Le prince Henri de Prusse
Johann Heinrich Tischbein, l'ancien
NOTES ET PORTRAITS
LE PRINCE HENRI DE PRUSSE.
Lorsque la comtesse de Sabran me présenta chez elle au frère du grand Frédéric, je voyais ce prince pour la première fois, et je ne saurais dire combien je le trouvai laid. Il pouvait avoir à peu près cinquante-cinq ans à cette époque, le roi de Prusse étant de beaucoup son aîné. Il était petit, mince, et sa taille, quoiqu'il se tînt fort droit, n'avait aucune noblesse. Il avait conservé un accent allemand très marqué, et grasseyait excessivement. Quant à la laideur de son visage, elle était au premier abord tout-à-fait repoussante. Cependant avec deux gros yeux dont l'un regardait à droite et l'autre à gauche, son regard n'en avait pas moins je ne sais quelle douceur, qu'on remarquait aussi dans le son de sa voix, et lorsqu'on l'écoutait, ses paroles étant toujours d'une obligeance extrême: on s'accoutumait à le voir. Sa valeur guerrière est assez connue pour qu'il soit inutile d'en parler; on sait qu'il aimait la gloire en digne frère de Frédéric; mais ce qu'il faut dire, c'est qu'il était aussi sensible à un trait d'humanité qu'à un trait d'héroïsme: il était bon et faisait un très grand cas de la bonté dans les autres. Il avait pour les arts, et surtout pour la musique, une véritable passion, au point qu'il voyageait avec son premier violon afin de pouvoir cultiver son talent en route.

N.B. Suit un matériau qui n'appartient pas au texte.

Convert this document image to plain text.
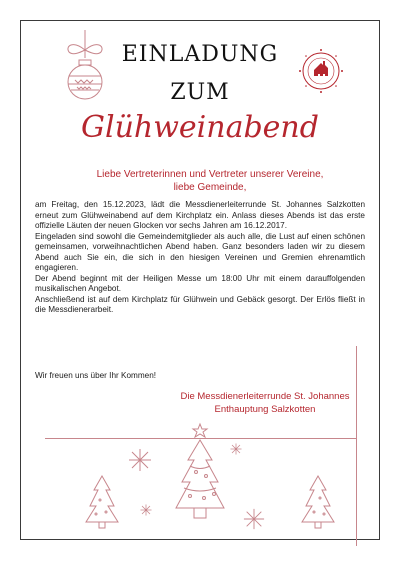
EINLADUNG
ZUM
Glühweinabend
Liebe Vertreterinnen und Vertreter unserer Vereine,
liebe Gemeinde,

am Freitag, den 15.12.2023, lädt die Messdienerleiterrunde St. Johannes Salzkotten erneut zum Glühweinabend auf dem Kirchplatz ein. Anlass dieses Abends ist das erste offizielle Läuten der neuen Glocken vor sechs Jahren am 16.12.2017.

Eingeladen sind sowohl die Gemeindemitglieder als auch alle, die Lust auf einen schönen gemeinsamen, vorweihnachtlichen Abend haben. Ganz besonders laden wir zu diesem Abend auch Sie ein, die sich in den hiesigen Vereinen und Gremien ehrenamtlich engagieren.

Der Abend beginnt mit der Heiligen Messe um 18:00 Uhr mit einem darauffolgenden musikalischen Angebot.

Anschließend ist auf dem Kirchplatz für Glühwein und Gebäck gesorgt. Der Erlös fließt in die Messdienerarbeit.

Wir freuen uns über Ihr Kommen!
Die Messdienerleiterrunde St. Johannes
Enthauptung Salzkotten
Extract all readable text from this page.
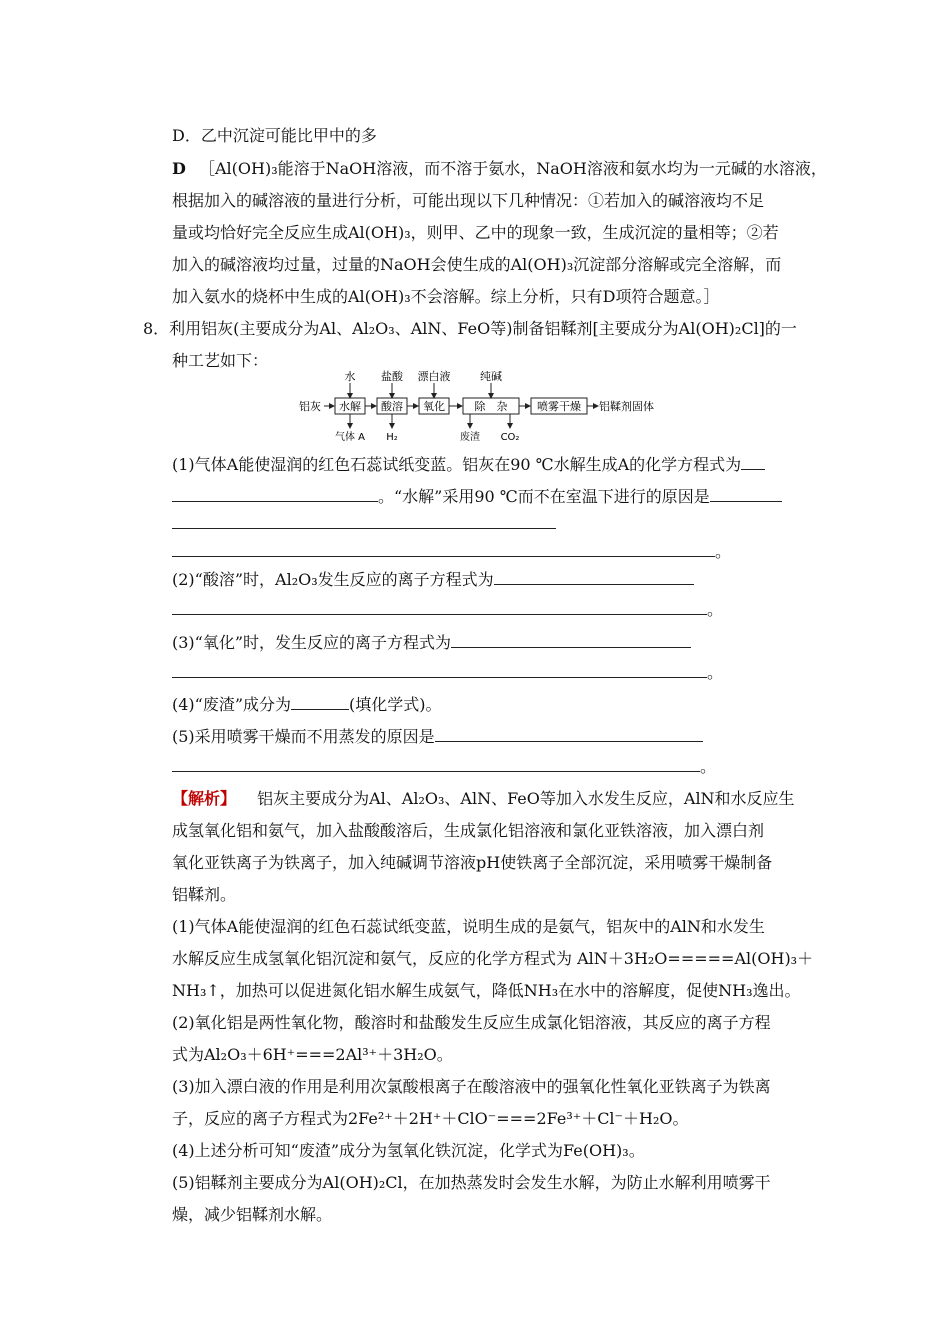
D．乙中沉淀可能比甲中的多
D ［Al(OH)₃能溶于NaOH溶液，而不溶于氨水，NaOH溶液和氨水均为一元碱的水溶液，
根据加入的碱溶液的量进行分析，可能出现以下几种情况：①若加入的碱溶液均不足
量或均恰好完全反应生成Al(OH)₃，则甲、乙中的现象一致，生成沉淀的量相等；②若
加入的碱溶液均过量，过量的NaOH会使生成的Al(OH)₃沉淀部分溶解或完全溶解，而
加入氨水的烧杯中生成的Al(OH)₃不会溶解。综上分析，只有D项符合题意。］
8．利用铝灰(主要成分为Al、Al₂O₃、AlN、FeO等)制备铝鞣剂[主要成分为Al(OH)₂Cl]的一
种工艺如下：
水 盐酸 漂白液	纯碱
铝灰 水解 酸溶 氧化	除　杂	喷雾干燥 铝鞣剂固体
气体 A H₂	废渣 CO₂
(1)气体A能使湿润的红色石蕊试纸变蓝。铝灰在90 ℃水解生成A的化学方程式为
。“水解”采用90 ℃而不在室温下进行的原因是
。
(2)“酸溶”时，Al₂O₃发生反应的离子方程式为
。
(3)“氧化”时，发生反应的离子方程式为
。
(4)“废渣”成分为	(填化学式)。
(5)采用喷雾干燥而不用蒸发的原因是
。
【解析】 铝灰主要成分为Al、Al₂O₃、AlN、FeO等加入水发生反应，AlN和水反应生
成氢氧化铝和氨气，加入盐酸酸溶后，生成氯化铝溶液和氯化亚铁溶液，加入漂白剂
氧化亚铁离子为铁离子，加入纯碱调节溶液pH使铁离子全部沉淀，采用喷雾干燥制备
铝鞣剂。
(1)气体A能使湿润的红色石蕊试纸变蓝，说明生成的是氨气，铝灰中的AlN和水发生
水解反应生成氢氧化铝沉淀和氨气，反应的化学方程式为 AlN＋3H₂O=====Al(OH)₃＋
NH₃↑，加热可以促进氮化铝水解生成氨气，降低NH₃在水中的溶解度，促使NH₃逸出。
(2)氧化铝是两性氧化物，酸溶时和盐酸发生反应生成氯化铝溶液，其反应的离子方程
式为Al₂O₃＋6H⁺===2Al³⁺＋3H₂O。
(3)加入漂白液的作用是利用次氯酸根离子在酸溶液中的强氧化性氧化亚铁离子为铁离
子，反应的离子方程式为2Fe²⁺＋2H⁺＋ClO⁻===2Fe³⁺＋Cl⁻＋H₂O。
(4)上述分析可知“废渣”成分为氢氧化铁沉淀，化学式为Fe(OH)₃。
(5)铝鞣剂主要成分为Al(OH)₂Cl，在加热蒸发时会发生水解，为防止水解利用喷雾干
燥，减少铝鞣剂水解。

Ce talent était assez médiocre, mais le prince Henri ne laissait échapper aucune occasion de l'exercer. Pendant tout le séjour qu'il a fait à Paris, il venait constamment à mes soirées musicales, ne redoutait point la présence des premiers virtuoses, et je ne l'ai jamais vu refuser de faire sa partie dans un quatuor à côté de Viottis qui jouait le premier violon.